Der Unabhängige Verwaltungssenat des Landes Oberösterreich hat durch sein Mitglied Dr. Ilse Klempt über die Berufung des Herrn x, gegen das Straferkenntnis des Bürgermeisters der Stadt Wels vom 8.7.2009, BZ-Pol-10144-2009, wegen einer Verwaltungsübertretung nach der Gewerbeordnung 1994 (GewO 1994), zu Recht erkannt:

 

 

I. Der Berufung wird stattgegeben, das angefochtene Straferkenntnis aufgehoben und das Verwaltungsstrafverfahren eingestellt.

 

 

II. Es entfallen jegliche Verfahrenskostenbeiträge.

 

Rechtsgrundlagen:

zu I.: § 66 Abs.4 Allgemeines Verwaltungsverfahrensgesetz 1991 - AVG iVm §§ 24, 44a, 45 Abs.1 Z3 und 51 Verwaltungsstrafgesetz 1991 - VStG.

zu II.: § 66 Abs.1 VStG.

 

 

Entscheidungsgründe:

 

1. Mit Straferkenntnis des Bürgermeisters der Stadt Wels vom 8.7.2009, BZ-Pol-10144-2009, wurde über den Berufungswerber (im Folgenden: Bw) eine Geldstrafe von 350 Euro, Ersatzfreiheitsstrafe von 54 Stunden, wegen einer Verwaltungsübertretung gemäß § 367 Z25 GewO 1994 iVm Vorschreibungspunkt 38 der betriebsanlagenrechtlichen Genehmigung vom 10.3.1987, MA 2-Ge-3010-1987, verhängt, weil er als Gewerbeinhaber hinsichtlich des Gastgewerbebetriebes x, zu verantworten hat, dass aus diesem Gastgewerbebetrieb am 25.4.2009, in der Zeit von 03.24 Uhr bis 03.35 Uhr, Musik laut und störend (bei geschlossener Eingangstüre deutlich bis zum östlichen Ende des „x“ hörbar) wahrnehmbar war, obwohl beim Betrieb des o.a. Gastgewerbebetriebes (zum Schutz der Anrainer) besonders auf einen lärmarmen Betrieb Bedacht zu nehmen ist und insbesondere eine Übertragung von Musik ins Freie nicht zulässig ist.

 

2. Dagegen wurde fristgerecht Einspruch (gemeint wohl: Berufung) eingebracht und die Aufhebung der Strafe beantragt. Begründend wurde ausgeführt, dass der Aufforderung der Polizei, die Musik leiser zu drehen, unverzüglich nachgekommen worden sei und daher nicht akzeptiert werden könne, dass eine Verwaltungsstrafe auferlegt werde, obwohl den Anweisungen der Exekutive Folge geleistet worden sei.

 

3. Der Magistrat der Stadt Wels hat die Berufung samt dem bezughabenden Verwaltungsstrafakt vorgelegt und in einer Stellungnahme die Bestätigung des Straferkenntnisses beantragt.

 

Weil bereits aufgrund der Aktenlage feststeht, dass der mit Berufung angefochtene Bescheid aufzuheben ist, entfällt eine mündliche Verhandlung gemäß § 51e Abs.2 Z1 VStG.

 

4. Der Oö.
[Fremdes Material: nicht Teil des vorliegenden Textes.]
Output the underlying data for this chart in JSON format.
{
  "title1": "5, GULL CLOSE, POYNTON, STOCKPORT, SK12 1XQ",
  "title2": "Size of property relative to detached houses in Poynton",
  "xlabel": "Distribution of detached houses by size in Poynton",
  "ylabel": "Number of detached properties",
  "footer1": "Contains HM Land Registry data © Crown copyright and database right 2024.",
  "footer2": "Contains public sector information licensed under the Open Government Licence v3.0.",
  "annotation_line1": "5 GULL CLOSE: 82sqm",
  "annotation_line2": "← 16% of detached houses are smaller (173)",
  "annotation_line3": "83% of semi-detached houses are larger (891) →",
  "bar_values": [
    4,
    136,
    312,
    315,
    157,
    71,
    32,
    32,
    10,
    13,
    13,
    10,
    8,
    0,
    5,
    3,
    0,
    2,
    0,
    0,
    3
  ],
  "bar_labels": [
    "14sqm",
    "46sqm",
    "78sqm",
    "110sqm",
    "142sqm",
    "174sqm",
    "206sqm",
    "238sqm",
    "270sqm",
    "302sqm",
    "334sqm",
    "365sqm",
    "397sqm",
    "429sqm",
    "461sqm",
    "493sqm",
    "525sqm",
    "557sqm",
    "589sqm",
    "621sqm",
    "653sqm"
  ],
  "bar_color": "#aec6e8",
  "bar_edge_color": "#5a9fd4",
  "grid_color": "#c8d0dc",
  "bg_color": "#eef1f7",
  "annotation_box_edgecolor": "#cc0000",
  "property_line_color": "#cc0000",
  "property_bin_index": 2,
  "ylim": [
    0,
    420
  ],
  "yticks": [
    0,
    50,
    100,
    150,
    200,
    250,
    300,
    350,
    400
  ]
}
Verwaltungssenat hat erwogen:

 

4.1. Gemäß § 367 Z25 Gewerbeordnung 1994 - GewO 1994 begeht eine Verwaltungsübertretung, die mit Geldstrafe bis zu 2.180 Euro zu betrafen ist, wer Gebote oder Verbote von gemäß § 82 Abs.1 oder § 84d Abs.7 erlassenen Verordnungen nicht befolgt oder die gemäß den Bestimmungen der §§ 74 bis 83 und 359b in Bescheiden vorgeschriebenen Auflagen oder Aufträge nicht einhält.

 

Gemäß § 44a Z1 VStG hat der Spruch eines Straferkenntnisses, wenn er nicht auf Einstellung lautet, die als erwiesen angenommene Tat zu enthalten. Danach ist es rechtlich geboten, die Tat hinsichtlich des Täters und der Tatumstände so genau zu umschreiben, dass

1) die Zuordnung des Tatverhaltens zur Verwaltungsvorschrift, die durch die Tat verletzt worden ist, in Ansehung aller Tatbestandsmerkmale ermöglicht wird und

2) die Identität der Tat (z.B. nach Ort und Zeit) unverwechselbar feststeht. Was den vorstehenden Punkt 1) anlangt, sind entsprechende, das heißt, in Beziehung zum vorgeworfenen Straftatbestand stehende wörtliche Anführungen erforderlich, die nicht etwa durch bloße paragraphenmäßige Zitierung von Gebots- oder Verbotsnormen ersetzt werden können. Was den vorstehenden Punkt 2) anlangt (unverwechselbares Festhalten der Identität der Tat) muss im Spruch des Straferkenntnisses dem Beschuldigten die Tat insoweit in konkretisierter Umschreibung zum Vorwurf gemacht werden, dass er in die Lage versetzt wird, im ordentlichen Verwaltungsstrafverfahren und gegebenenfalls im außerordentlichen Verfahren auf den konkreten Tatvorwurf bezogene Beweise anzubieten, um eben diesen Tatvorwurf zu widerlegen, und es muss ferner der Spruch geeignet sein, den Beschuldigten rechtlich davor zu schützen, wegen desselben Verhaltens nochmals zur Verantwortung gezogen zu werden.

 

Gemäß § 31 Abs.1 und 2 VStG ist die Verfolgung einer Person unzulässig, wenn gegen sie binnen der Verjährungsfrist von sechs Monaten von der Behörde keine Verfolgungshandlung vorgenommen worden ist. Verfolgungshandlung iSd § 32 Abs.2 VStG ist jede von einer Behörde gegen eine bestimmte Person als Beschuldigten gerichtete Amtshandlung.

 

Es muss daher die Tat unter Anführung aller wesentlicher Tatbestandsmerkmale dem Beschuldigten innerhalb der Verfolgungsverjährungsfrist vorgeworfen werden. Eine Umschreibung der Tatbestandsmerkmale lediglich in der Bescheidbegründung reicht im Bereich des Verwaltungsstrafrechtes nicht aus (vgl. Hauer-Leukauf, Handbuch des österreichischen Verwaltungsverfahrens, Seite 937 ff).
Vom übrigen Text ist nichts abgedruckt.